Wallace chooses to project a sentimental fantasy onto the woman, making her lovable by imagining a version of her that he could love. He sees in the woman the characteristics that he values in himself, such as empathy, demonstrating Jacques Lacan’s point that we don’t really love our neighbor but rather the image of ourselves that we see in the neighbor. Wallace’s choice locks him into his narcissism: he sees everything as subject to his own decisions, even the lives of others.
This kind of choice is not the only way for the experience in the checkout line to be meaningful. A political response, for example, might try to understand the material reasons behind the situation — the market forces that make the grocery store into a grotesque “consumer-hell,” the lack of childcare or other forms of social support that leaves the woman so exhausted — and work to change them; a truly religious response might attempt the impossible Christlike task of loving the woman because of her fat and her dead eyes, not in spite of them.
Both of these responses, however, would require going beyond the neoliberal premise and accepting that there might be something more important than your own power, in every moment, to choose.

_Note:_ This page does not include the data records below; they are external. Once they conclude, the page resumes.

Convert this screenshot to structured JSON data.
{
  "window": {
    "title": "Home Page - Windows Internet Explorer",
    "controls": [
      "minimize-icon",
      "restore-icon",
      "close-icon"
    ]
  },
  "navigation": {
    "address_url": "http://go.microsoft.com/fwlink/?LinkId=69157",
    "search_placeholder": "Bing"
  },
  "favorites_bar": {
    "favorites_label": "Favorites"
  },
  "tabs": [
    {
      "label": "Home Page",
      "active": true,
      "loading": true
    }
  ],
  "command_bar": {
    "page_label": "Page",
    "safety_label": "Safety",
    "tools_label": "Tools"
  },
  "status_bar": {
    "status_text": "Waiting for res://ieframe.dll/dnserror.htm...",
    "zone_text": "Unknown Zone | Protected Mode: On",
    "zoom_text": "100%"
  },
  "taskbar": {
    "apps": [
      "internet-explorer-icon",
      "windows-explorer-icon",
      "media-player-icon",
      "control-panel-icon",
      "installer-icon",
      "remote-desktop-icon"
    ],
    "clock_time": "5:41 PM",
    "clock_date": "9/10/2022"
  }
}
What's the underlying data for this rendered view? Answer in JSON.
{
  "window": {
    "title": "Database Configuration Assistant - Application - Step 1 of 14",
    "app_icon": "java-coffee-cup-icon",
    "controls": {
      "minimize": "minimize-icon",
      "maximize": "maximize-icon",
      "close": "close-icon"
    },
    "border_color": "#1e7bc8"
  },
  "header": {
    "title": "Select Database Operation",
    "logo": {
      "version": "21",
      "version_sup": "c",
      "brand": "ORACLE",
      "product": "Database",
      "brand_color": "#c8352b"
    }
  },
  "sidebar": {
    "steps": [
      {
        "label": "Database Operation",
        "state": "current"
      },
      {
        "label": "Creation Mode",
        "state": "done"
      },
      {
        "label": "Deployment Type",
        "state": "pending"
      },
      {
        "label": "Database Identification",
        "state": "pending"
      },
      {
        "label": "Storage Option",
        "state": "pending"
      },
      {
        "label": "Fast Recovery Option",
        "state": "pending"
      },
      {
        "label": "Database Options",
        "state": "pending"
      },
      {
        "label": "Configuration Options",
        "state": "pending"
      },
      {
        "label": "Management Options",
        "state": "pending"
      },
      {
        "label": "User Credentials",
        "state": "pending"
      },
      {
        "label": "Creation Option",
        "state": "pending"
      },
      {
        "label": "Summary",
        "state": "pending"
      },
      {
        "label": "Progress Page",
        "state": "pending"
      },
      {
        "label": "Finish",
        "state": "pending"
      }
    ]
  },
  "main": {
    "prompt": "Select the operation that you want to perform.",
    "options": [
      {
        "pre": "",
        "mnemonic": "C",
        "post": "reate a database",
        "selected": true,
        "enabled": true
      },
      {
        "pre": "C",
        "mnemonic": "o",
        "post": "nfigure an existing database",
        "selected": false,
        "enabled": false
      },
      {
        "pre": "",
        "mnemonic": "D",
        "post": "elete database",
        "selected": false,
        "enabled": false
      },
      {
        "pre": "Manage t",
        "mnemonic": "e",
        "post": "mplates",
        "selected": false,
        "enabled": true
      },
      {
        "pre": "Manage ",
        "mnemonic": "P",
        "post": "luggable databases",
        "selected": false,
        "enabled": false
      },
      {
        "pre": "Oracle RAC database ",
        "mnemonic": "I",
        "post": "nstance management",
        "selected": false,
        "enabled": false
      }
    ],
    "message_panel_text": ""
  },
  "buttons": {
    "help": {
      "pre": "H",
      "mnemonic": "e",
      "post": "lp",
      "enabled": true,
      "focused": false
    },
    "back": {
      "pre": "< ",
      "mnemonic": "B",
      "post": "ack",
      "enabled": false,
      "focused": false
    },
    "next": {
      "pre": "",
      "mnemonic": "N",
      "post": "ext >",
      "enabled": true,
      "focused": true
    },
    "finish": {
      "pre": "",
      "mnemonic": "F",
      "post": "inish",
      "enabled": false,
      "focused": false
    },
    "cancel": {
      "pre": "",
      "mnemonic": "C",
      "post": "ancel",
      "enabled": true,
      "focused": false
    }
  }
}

It would mean recognizing a reality beyond the self. For all his complaints about solipsism and narcissism, Wallace wanted to believe, to the end, that freedom extended even to how you perceived your surroundings, that the world could be endlessly transformed by your choice. He was haunted by the insufficiency of this idea — “none of this is likely” — but he couldn’t get past it. In this sense, his insistence on choice begins to look a lot like psychosis: freedom from everything, including reality.